What a wonderful beginning for a book!  Jean Zimmerman went to the Metropolitan Museum of Art in search of this painting -- Mr. and Mrs. I. N. Phelps Stokes, by John Singer Sargent (1897) -- when she was researching a massive (but largely forgotten) book on New York City by the gentleman in the picture, Isaac Newton Phelps Stokes.  She wanted to know more about the sitters (who wouldn't?), especially Mrs. Stokes, and ended up writing Love, Fiercely:  A Gilded Age Romance. ('Fiercely,' as it turns out, is the nickname given to Edith Minturn by her brothers when she was a little girl.)  They were childhood friends, growing up in the same social circle in New York, but didn't marry (unusually) until they were both 28. I haven't gotten to that yet, but I'm sure their story will be even more enchanting when I do.
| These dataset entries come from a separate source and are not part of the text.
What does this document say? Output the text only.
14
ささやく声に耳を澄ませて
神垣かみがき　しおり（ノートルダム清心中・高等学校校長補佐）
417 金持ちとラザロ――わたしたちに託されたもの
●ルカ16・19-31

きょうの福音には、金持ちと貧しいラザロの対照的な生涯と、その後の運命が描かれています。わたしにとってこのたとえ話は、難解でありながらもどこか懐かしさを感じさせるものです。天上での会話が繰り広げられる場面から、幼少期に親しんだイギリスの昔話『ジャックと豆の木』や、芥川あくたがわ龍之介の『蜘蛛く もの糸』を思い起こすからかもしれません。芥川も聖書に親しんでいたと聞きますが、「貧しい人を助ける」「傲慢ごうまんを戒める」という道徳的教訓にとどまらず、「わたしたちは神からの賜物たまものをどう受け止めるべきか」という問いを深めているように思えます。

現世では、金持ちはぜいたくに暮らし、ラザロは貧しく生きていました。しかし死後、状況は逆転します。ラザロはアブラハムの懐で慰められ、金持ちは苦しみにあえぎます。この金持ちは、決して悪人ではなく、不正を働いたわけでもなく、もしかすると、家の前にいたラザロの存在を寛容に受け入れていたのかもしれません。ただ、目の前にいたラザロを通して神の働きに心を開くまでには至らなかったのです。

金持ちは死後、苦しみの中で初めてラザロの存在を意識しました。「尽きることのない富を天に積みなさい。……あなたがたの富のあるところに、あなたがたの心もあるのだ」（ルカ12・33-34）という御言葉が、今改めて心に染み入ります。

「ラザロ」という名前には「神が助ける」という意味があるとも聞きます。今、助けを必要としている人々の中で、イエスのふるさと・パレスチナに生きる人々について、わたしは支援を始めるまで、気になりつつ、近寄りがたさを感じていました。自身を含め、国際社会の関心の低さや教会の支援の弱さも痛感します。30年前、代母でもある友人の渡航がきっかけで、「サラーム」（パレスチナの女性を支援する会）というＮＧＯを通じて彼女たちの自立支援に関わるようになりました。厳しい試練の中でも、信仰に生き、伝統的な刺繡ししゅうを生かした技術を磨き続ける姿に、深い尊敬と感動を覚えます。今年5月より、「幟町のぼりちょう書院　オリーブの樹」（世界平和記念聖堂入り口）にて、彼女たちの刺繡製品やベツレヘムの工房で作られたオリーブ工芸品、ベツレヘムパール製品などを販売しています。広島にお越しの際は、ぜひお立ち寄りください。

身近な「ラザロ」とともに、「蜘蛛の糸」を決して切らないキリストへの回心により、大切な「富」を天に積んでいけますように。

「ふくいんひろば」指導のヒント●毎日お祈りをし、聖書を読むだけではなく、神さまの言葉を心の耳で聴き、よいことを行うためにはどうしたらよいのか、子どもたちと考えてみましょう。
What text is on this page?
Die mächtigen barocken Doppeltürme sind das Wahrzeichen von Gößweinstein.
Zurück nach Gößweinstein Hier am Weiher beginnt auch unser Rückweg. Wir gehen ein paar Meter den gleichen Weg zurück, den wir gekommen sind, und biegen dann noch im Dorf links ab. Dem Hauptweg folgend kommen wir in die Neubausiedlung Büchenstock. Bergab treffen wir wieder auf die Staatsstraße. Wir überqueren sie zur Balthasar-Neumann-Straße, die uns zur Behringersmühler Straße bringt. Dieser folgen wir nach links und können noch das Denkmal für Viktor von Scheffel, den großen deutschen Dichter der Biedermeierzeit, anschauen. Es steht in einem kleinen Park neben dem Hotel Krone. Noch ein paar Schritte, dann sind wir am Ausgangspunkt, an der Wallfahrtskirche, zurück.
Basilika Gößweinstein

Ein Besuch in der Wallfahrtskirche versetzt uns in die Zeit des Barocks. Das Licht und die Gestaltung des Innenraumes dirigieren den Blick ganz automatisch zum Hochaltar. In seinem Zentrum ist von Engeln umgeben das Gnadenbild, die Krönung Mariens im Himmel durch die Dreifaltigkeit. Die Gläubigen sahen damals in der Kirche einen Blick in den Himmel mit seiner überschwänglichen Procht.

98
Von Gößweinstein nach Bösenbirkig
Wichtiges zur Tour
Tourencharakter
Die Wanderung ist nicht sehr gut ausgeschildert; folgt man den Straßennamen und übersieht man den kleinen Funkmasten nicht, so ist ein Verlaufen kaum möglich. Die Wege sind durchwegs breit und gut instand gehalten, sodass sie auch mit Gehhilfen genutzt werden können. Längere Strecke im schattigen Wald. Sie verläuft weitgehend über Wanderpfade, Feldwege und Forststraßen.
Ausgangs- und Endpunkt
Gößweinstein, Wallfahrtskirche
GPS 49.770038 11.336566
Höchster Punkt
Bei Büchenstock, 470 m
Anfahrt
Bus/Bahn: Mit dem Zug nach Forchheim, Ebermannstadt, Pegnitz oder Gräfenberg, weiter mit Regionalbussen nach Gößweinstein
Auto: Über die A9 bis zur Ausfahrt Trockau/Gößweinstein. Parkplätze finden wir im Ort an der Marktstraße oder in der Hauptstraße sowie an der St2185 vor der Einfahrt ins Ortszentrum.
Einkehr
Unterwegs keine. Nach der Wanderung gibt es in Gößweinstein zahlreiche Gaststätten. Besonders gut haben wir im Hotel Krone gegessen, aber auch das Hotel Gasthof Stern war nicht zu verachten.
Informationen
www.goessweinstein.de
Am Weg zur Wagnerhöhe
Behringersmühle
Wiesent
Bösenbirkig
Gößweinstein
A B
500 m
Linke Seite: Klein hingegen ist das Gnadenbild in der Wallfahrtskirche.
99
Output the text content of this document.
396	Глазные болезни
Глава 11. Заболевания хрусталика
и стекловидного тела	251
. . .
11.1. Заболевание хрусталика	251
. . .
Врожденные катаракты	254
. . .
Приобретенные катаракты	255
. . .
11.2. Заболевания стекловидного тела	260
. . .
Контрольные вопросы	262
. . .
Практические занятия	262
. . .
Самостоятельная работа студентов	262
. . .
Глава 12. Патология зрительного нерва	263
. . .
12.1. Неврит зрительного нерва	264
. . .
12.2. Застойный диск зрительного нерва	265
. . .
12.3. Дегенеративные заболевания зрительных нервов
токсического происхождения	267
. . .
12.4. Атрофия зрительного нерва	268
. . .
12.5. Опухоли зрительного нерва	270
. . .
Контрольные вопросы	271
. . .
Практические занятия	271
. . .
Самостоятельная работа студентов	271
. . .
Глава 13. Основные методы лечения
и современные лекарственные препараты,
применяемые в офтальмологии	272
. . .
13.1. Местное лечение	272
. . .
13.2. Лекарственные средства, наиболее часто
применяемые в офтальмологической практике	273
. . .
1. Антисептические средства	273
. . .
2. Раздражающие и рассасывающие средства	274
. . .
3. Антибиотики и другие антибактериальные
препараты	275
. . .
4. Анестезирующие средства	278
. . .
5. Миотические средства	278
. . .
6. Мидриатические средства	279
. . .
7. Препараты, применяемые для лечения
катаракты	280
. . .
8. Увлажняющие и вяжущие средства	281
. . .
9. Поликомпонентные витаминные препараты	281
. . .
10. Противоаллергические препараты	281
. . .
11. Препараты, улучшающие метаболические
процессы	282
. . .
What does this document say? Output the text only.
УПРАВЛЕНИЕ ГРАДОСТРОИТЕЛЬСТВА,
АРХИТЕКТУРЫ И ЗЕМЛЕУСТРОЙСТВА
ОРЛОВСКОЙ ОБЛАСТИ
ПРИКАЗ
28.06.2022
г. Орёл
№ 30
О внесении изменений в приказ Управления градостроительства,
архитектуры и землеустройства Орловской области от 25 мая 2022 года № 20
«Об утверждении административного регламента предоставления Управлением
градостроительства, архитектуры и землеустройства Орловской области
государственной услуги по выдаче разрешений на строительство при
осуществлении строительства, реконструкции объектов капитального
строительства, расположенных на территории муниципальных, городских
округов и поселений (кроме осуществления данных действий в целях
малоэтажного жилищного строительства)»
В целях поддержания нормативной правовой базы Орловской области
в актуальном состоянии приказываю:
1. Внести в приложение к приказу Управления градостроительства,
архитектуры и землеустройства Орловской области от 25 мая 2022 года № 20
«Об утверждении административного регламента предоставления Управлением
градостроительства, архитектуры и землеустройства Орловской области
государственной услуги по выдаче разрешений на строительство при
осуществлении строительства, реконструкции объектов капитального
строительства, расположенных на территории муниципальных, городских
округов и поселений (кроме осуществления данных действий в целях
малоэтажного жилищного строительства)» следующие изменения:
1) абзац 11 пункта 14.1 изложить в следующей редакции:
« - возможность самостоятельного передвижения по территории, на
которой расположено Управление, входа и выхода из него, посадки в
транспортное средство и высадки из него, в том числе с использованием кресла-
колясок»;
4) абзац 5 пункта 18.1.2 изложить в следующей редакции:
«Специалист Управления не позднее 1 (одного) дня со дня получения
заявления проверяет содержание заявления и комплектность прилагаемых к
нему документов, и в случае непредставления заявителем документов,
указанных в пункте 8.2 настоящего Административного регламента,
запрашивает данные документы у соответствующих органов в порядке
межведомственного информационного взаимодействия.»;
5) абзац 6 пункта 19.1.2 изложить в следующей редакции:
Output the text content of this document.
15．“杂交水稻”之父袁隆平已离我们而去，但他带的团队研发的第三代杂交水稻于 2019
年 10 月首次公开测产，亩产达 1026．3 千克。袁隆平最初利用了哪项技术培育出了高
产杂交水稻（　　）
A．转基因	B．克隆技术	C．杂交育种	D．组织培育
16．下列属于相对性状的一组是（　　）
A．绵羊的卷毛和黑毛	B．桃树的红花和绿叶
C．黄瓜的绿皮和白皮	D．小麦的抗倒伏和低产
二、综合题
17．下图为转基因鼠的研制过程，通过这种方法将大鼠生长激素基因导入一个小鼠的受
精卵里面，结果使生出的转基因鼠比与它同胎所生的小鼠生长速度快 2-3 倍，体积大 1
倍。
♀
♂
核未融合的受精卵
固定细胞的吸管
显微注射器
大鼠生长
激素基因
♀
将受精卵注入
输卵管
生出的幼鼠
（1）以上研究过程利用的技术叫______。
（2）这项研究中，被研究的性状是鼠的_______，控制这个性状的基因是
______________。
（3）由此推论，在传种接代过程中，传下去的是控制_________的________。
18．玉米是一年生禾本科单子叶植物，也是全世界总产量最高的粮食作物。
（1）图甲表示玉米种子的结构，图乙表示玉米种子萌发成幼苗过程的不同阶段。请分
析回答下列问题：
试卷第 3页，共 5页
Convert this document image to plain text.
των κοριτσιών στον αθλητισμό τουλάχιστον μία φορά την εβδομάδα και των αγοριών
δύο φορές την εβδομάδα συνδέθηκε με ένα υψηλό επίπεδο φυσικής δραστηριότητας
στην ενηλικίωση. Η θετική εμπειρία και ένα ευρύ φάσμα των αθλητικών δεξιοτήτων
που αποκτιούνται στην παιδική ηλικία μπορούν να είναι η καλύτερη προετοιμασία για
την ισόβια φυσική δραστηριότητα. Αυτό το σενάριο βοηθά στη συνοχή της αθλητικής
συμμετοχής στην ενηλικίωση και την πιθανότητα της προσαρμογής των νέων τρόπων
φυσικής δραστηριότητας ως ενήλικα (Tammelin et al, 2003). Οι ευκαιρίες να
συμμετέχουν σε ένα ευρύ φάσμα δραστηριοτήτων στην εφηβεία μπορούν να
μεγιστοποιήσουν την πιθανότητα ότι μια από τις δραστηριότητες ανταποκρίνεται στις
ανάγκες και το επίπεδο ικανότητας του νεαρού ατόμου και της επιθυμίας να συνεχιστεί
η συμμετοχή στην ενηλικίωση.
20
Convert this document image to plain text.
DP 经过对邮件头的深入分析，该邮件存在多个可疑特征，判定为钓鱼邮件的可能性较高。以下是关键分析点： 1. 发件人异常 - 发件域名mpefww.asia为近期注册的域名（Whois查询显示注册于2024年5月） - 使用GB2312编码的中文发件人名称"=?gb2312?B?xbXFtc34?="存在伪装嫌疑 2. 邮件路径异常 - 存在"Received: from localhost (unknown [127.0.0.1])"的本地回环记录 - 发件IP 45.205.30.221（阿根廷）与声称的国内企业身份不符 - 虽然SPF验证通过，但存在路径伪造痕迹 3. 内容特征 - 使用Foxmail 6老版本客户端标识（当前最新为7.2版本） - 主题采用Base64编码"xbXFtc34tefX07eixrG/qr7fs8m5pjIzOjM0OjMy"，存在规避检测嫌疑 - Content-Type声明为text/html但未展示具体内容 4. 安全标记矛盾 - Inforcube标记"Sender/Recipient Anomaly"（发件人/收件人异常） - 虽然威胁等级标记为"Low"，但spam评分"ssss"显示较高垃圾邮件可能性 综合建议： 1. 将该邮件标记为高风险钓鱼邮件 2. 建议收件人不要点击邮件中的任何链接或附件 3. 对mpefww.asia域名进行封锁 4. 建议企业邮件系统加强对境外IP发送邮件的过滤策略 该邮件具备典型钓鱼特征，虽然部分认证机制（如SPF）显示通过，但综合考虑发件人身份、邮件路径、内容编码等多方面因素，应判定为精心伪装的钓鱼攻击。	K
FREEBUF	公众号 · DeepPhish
This isn't a book I had heard about (before it was mentioned in the library's new books newsletter, for which I'm grateful!) but if you're an Edith-head like me -- that's like being a Deadhead, but the clothes are much nicer -- I would already recommend it.  There are obvious parallels to her novels -- and they're frequently drawn -- but these were unconventional people, and it's lovely getting to know them.


Lisa May said...

I had not heard of this book - thanks for your review. I'm really excited to read it, and fortunately our city library has it. I recently read a diary of New York's Gilded Age, this will be an interesting compare & contrast. And John Singer Sargent is one of my favorite artists!

JoAnn said...

I never did like tie dye much....

Darlene said...

Oh doesn't that young lady look confident!?